这样的认知让他心神稍定。
“尽管阿宁已经很努力了,但有的时候还是会控制不住自己的情绪和脾气,那些负面的、丑陋的、肮脏的东西,全都会从阿宁的身体里跑出来,它们根本就不听阿宁的话……”
宁逾说着说着,突然抱住沈浮桥崩溃地流泪,他断断续续地道着歉,声音痛哑得教人不忍久听。
“阿宁乖啊,不哭,哥哥明白了。说清楚就好,没有责怪阿宁的意思。”沈浮桥不住地拍着宁逾单薄的背脊,一刻不敢分心地给他顺气,“阿宁有在听哥哥说话吗?”
宁逾哭着点头,声音哽咽了下去,珍珠却还在噼里啪啦地掉。雪白的被褥上珍珠太多,已经开始沿着床褶一串接一串地滚落到地板。
“阿宁这么聪明,怎么忘了早些告诉哥哥这件事呢?哥哥知道后只会心疼你,你如何任性都会纵容你。净知道跟哥哥唱反调,在哥哥面前都不诚实,难道惹哥哥生气你就满意了吗?”
宁逾闻言抿了抿唇,哭得红热的脸颊摸起来有了温度,眼尾的鳞纹正在慢慢消隐。他怎么可能不懂苦肉计的道理,这些都是他玩儿剩下的,只是看沈浮桥前些日子都快心疼死了,一股脑全说与他听怕他走上什么歧途。

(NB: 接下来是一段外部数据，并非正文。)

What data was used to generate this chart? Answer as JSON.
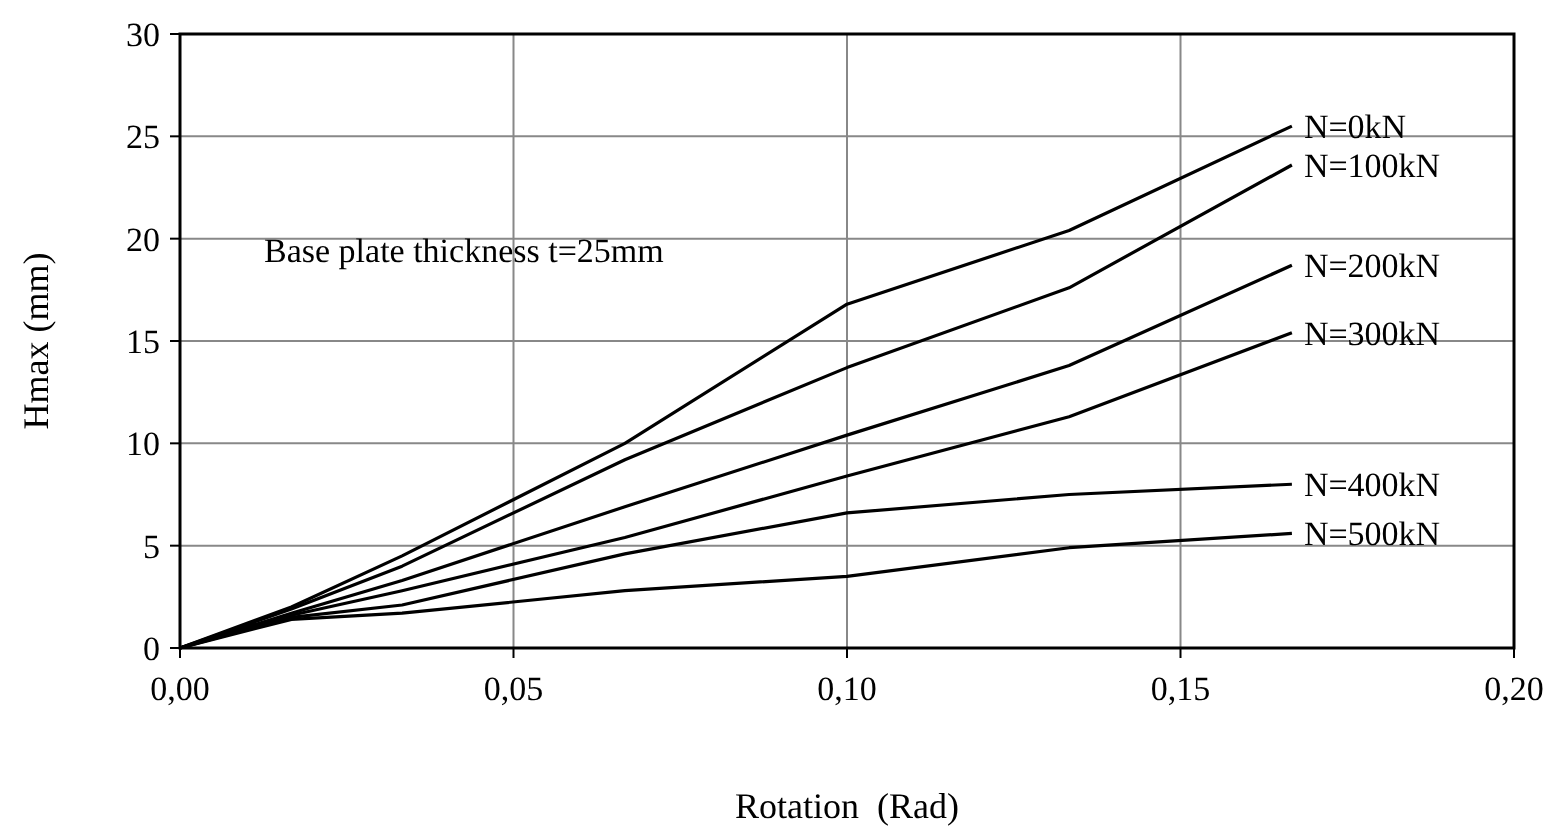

他们之间的感情应当是纯粹的,宁逾的眼里容不下一粒沙,爱便是爱,一旦沾染了愧疚心与负罪感,他们俩都会在未来的漫长岁月被压得喘不过气来。那种勉强缝合相溶的东西,对他来说是一种无法容忍的侮辱与亵渎。
“难道我现在说,哥哥就不心疼我了么?”
他用潮湿的脸颊去贴沈浮桥的侧脸,像一只急需舔舐安慰的落水小兽,有那么一瞬间沈浮桥感觉自己的心软到发痛,只能偏头去吻宁逾的泪,以此宣泄一番他如潮翻涌的真心。
“净说傻话。”
沈浮桥抵住他温热的前额,微微仰头咬上他的软唇,那动作说不上温柔,也远远不算粗暴,只是夺走了宁逾一切可以倚仗的东西,让他如同一叶扁舟在自己的爱意中沉沉浮浮。
宁逾是个很矛盾的人,明明在外面控制欲强到不行,在他身边却总喜欢被强制的感觉。沈浮桥乐得被他粘着,被他无条件地服从和依赖着,只是有时候贯有的性情让他没办法做出太出格的事情,可能无法满足宁逾的某些癖好。
但宁逾的反应诚实地告诉他,无论他对宁逾做什么事情,只要带着爱的目的和意味,宁逾都会很喜欢。
简直是……乖得令人亢奋。
沈浮桥深吻着宁逾,一寸又一寸毫不客气地掠夺他口中的空间。宁逾开始逐渐喘不上气,大脑一阵阵地发晕,却舍不得将沈浮桥推开,像即将溺死的鱼在汹涌的浪潮中苦苦支撑,饶是见惯了这副神情的沈浮桥也忍不住心生怜爱。
他不忍心把人欺负得太狠,适可而止地退了出来,在宁逾红润的唇上轻啄一口以示结束。宁逾忽然获得了呼吸的自由,趴在沈浮桥肩头大口大口地喘气,时不时夹杂着剧烈的咳嗽和微哑的呜咽。沈浮桥抱着他像抱住一汪过分柔软的春水,晃一晃就会荡漾起一圈圈可爱的涟漪,扰乱了他尘封太久的凡心。